A inizio 2012 le imprese americane partecipate da società italiane erano erano 2,408. Tali aziende occupano negli Stati Uniti oltre 158,000 dipendenti e hanno un fatturato di 44 miliardi di euro. Gli Stati Uniti sono, dunque, il secondo Paese verso il quale maggiormente si dirigono i nostri investitori, dopo la Francia, che vantava 2.562 imprese a partecipazione italiana a inizio 2012 sul proprio territorio.

Andando ad analizzare i progetti di investimento greenfield, si rileva come la presenza italiana in USA sia di un certo rilievo (nota: impianti di un nuovo stabilimento in un paese straniero si definiscono greenfield se in un’area non precedentemente utilizzata, brownfield se frutto di riconversione). Dal 2003 e fino a tutto il 2012, l’Italia ha realizzato 380 progetti di investimento negli Stati Uniti, che risultano essere al secondo posto come Paese di destinazione degli investimenti italiani all’estero dopo la Cina.
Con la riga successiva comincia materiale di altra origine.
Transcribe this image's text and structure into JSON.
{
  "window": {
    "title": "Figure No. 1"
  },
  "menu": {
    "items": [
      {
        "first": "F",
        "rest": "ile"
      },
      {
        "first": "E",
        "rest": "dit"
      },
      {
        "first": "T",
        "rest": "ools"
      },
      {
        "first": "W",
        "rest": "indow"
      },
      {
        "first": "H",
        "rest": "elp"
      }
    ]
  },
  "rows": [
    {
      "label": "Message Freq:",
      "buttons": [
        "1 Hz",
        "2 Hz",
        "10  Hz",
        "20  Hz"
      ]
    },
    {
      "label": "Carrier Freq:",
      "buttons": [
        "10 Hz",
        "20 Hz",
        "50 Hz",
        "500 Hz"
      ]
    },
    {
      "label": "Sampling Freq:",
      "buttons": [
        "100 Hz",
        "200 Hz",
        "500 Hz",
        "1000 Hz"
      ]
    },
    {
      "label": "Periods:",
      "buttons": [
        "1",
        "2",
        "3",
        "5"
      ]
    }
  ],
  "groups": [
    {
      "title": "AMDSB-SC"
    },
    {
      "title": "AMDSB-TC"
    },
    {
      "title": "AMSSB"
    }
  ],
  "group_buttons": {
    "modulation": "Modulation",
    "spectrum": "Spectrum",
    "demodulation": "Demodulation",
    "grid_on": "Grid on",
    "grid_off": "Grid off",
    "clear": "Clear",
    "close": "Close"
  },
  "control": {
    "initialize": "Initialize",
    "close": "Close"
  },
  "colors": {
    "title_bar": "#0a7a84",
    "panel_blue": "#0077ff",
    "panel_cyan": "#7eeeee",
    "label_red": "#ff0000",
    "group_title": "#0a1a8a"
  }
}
I settori in cui si sono maggiormente concentrati gli investimenti italiani di tipo greenfield in USA nel periodo considerato (2003-2012) sono stati il settore del tessile abbigliamento, con il 30% del totale e hanno riguardato prevalentemente l’attività retail. A seguire il settore della meccanica strumentale (Industrial Machinery) con il 12% del totale e con progetti realizzati da Fiat, Brevini, Valvitalia, Finmeccanica, Leitner e altri. Da rilevare, infine, come i posti di lavoro creati negli Stati Uniti da aziende italiane che hanno investito in progetti greenfield, dal 2003 al 2012, sono circa 50.000, per un valore stimato di quasi $9,2 miliardi. Gli Stati Usa dove si sono concentrati principalmente i progetti greenfield italiani sono lo Stato di New York (66 progetti), la California (34 progetti) e la Florida (32 progetti).

I principali investitori italiani in USA per numero di progetti realizzati sono Fiat, Finmeccanica, ENI, Pirelli, Ermenegildo Zegna, Diesel, Prada, Bulgari, Brunello Cucinelli e Roberto Cavalli.

Tra i più importanti investimenti italiani realizzati negli USA nel 2012 si segnalano nuovi impianti produttivi del Gruppo del Conca, Gruppo Rana e Magneti Marelli, il nuovo Advanced Design Center della Piaggio, e l’acquisizione da parte della SOFIDEL della Cellyne Paper Manufacturing. Nel prima metà del 2013, si segnalano i nuovi stabilimenti produttivi Gruppo SO.F.TER, della Alupress e della Chrysler.